README.md

Phi-3.5 Vision

This project provides a graphical user interface (GUI) for interacting with the Phi-3.5 Vision model. It allows users to input prompts and image URLs, send requests to a Flask server running the model, and view the responses along with image previews.

Features

  • Text input for prompts

  • Text input for image URLs (multiple URLs supported)

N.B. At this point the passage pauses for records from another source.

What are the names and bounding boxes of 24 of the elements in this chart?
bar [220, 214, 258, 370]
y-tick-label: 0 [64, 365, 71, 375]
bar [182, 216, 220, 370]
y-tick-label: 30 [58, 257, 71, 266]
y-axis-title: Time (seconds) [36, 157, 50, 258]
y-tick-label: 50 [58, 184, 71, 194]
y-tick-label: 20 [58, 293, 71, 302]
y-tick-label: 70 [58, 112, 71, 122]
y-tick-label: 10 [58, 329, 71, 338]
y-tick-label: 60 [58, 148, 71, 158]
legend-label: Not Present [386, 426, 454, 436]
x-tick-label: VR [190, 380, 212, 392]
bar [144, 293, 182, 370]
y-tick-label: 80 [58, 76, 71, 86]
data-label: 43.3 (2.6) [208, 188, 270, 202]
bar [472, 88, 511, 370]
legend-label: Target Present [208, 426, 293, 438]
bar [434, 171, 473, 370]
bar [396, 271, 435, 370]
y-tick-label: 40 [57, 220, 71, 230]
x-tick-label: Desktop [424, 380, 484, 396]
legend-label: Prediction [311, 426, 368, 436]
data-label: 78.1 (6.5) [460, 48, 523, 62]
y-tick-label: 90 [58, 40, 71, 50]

  • Submit button to send requests to the server

  • Response display area

  • Image preview of the first entered URL

Prerequisites

Before you begin, ensure you have met the following requirements:

  • Python 3.7 or higher

  • pip (Python package installer)

Installation

  1. Clone this repository:

    git clone https://github.com/yourusername/phi-3.5-vision-gui.git
    cd phi-3.5-vision-gui
    
  2. Install the required dependencies:

    pip install -r requirements.txt
    

Usage

  1. Start the Flask server (ensure you have the server.py file set up and running):

    python server.py
    
  2. In a new terminal, run the GUI:

    python gui_pyqt6.py
    
  3. Use the GUI to enter your prompt and image URLs, then click “Submit” to send the request to the server.

Project Structure

  • gui_pyqt6.py: The main GUI application using PyQt6

  • server.py: Flask server that interfaces with the Phi-3.5 Vision model

  • requirements.txt: List of Python dependencies

Configuration

By default, the GUI connects to a Flask server running on http://localhost:5000. If your server is running on a different address or port, modify the submit_request method in the Phi35VisionGUI class in gui_pyqt6.py.

Contributing

Contributions to this project are welcome. Please fork the repository and submit a pull request with your changes.

License

This project is licensed under the MIT License - see the LICENSE file for details.

Acknowledgments

  • This project uses the Phi-3.5 Vision model developed by Microsoft.

  • GUI built using PyQt6.

Contact

If you have any questions or feedback, please open an issue in the GitHub repository.

Install

Flash-attn Install

pip install flash-attn --no-build-isolation

Torch Install, use Cuda12.2

pip3 install torch torchvision torchaudio --index-url https://download.pytorch.org/whl/cu121

For 8bit

pip install -U bitsandbytes